Hormis ces changements inattendus, la production se déroule sans anicroche et le public peut apprécier la fable sacrificielle de Campra avec son livret de 1712. La relation duelle, l'allégeance des personnages aux déités est traduite de manière littérale mais non moins efficace par les costumes de Lluc Castells : les tandems Electre / Vénus puis Idoménée / Neptune sont parés de tenues et de crinières identiques. Cette apparente gémellité où le spectateur ne sait dire qui du dieu ou de l’humain incarne l’autre, ne rend que plus flagrants les conflits intérieurs auxquels les héros sont confrontés. Tout est mis en œuvre pour rappeler que dans le registre tragique, les humains n’ont pour volonté propre que celle insufflée par les dieux. De plus, ce parti pris ouvre la voie à des scènes dantesques, oniriques, et plonge le spectateur dans une constante hallucination. L’ultime scène, le parricide où Idoménée perd la raison face à Neptune et Némésis, est l’empreinte visuelle qui clôture le drame de manière implacable, au-delà de la puissance des mots du livret.
À la manière des peintres romantiques, Alex Ollé et Alfons Flores (scénographie) dépeignent les paysages intérieurs des personnages au prisme de l’environnement qui les entoure. Dans ce palais des courants d’air, décor vacillant, tout en transparence, se déchaînent à la fois cataclysmes divins, guerriers et émotionnels. Les projections vidéo sont en cela un puissant subterfuge stimulant l’enfermement aux confins du palais, la suffocation de la noyade, mais aussi l’espace d’une myriade étoilée après l’orage. L’éclairage d’Urs Schönebaum nimbe le tout d’une obscure clarté qui achève le tableau.
Au-delà des aspects scéniques très attendus, la version intégrale du spectacle ouvre un espace de déploiement à des personnages laissés pour compte dans la version librement adaptée l'année dernière. Ce fut le cas d’Electre (Hélène Carpentier), ce personnage pétri d’ambivalences, relégué au second plan dans Le Retour d’Idoménée.
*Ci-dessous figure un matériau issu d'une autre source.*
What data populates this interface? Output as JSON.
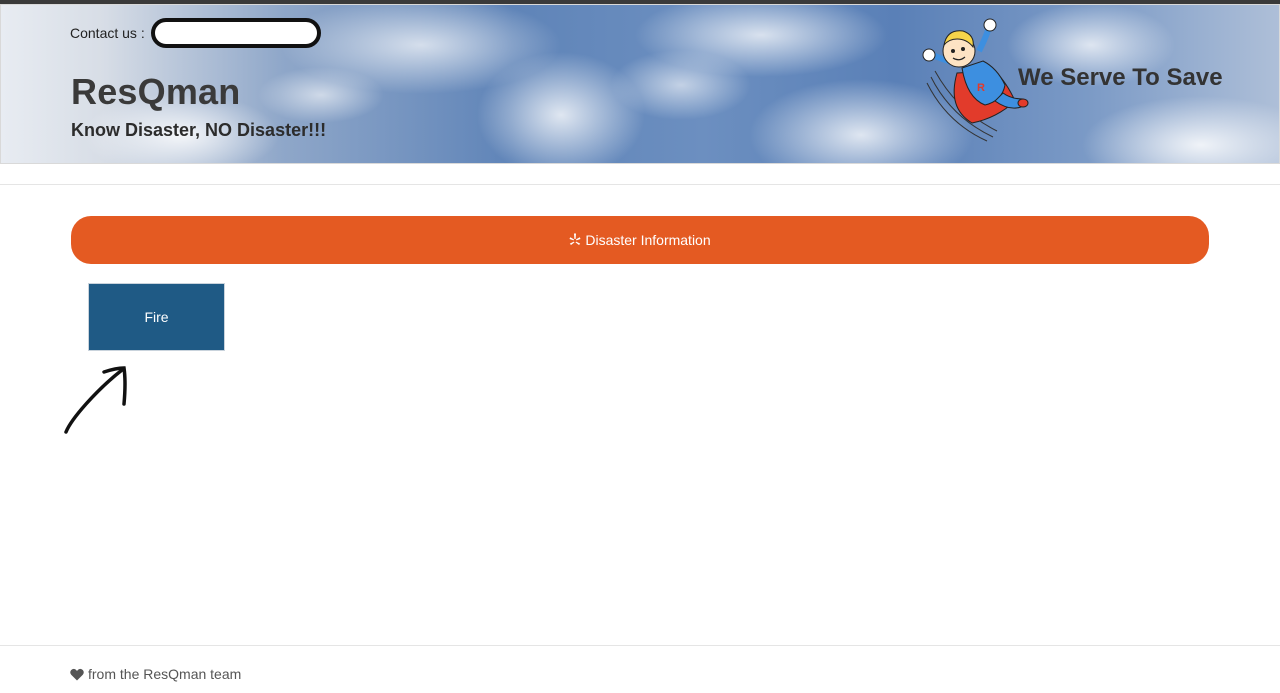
{
  "header": {
    "contact_label": "Contact us :",
    "contact_input_value": "",
    "brand_title": "ResQman",
    "tagline": "Know Disaster, NO Disaster!!!",
    "motto": "We Serve To Save",
    "mascot_icon": "superhero-mascot-icon"
  },
  "main": {
    "disaster_button_label": "Disaster Information",
    "disaster_button_icon": "yelp-icon",
    "disaster_button_color": "#e45a22",
    "tiles": [
      {
        "label": "Fire",
        "color": "#1f5a85"
      }
    ],
    "annotation_icon": "arrow-up-right-icon"
  },
  "footer": {
    "text": "from the ResQman team",
    "icon": "heart-icon"
  }
}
La jeune interprète est ici piquée de l’élégance furibonde faisant l’essence du personnage, en dépit de l’anxiété générée par cette prise de rôle-et demie inattendue. Des circonstances probablement à l’origine d’un vibrato sous tension, qui associé aux inflexions nerveuses de sa ligne vocale, traduisent toutefois cette Electre survoltée, tant dans la hardiesse de la rage que des élans amoureux. Le soliloque de la fin du premier acte "Fureurs ! Je m’abandonne à vous Eclatez, servez ma vengeance !" offre à la jeune soprano une démonstration de l’amplitude de sa tessiture avec des aigus éclatants et aisés.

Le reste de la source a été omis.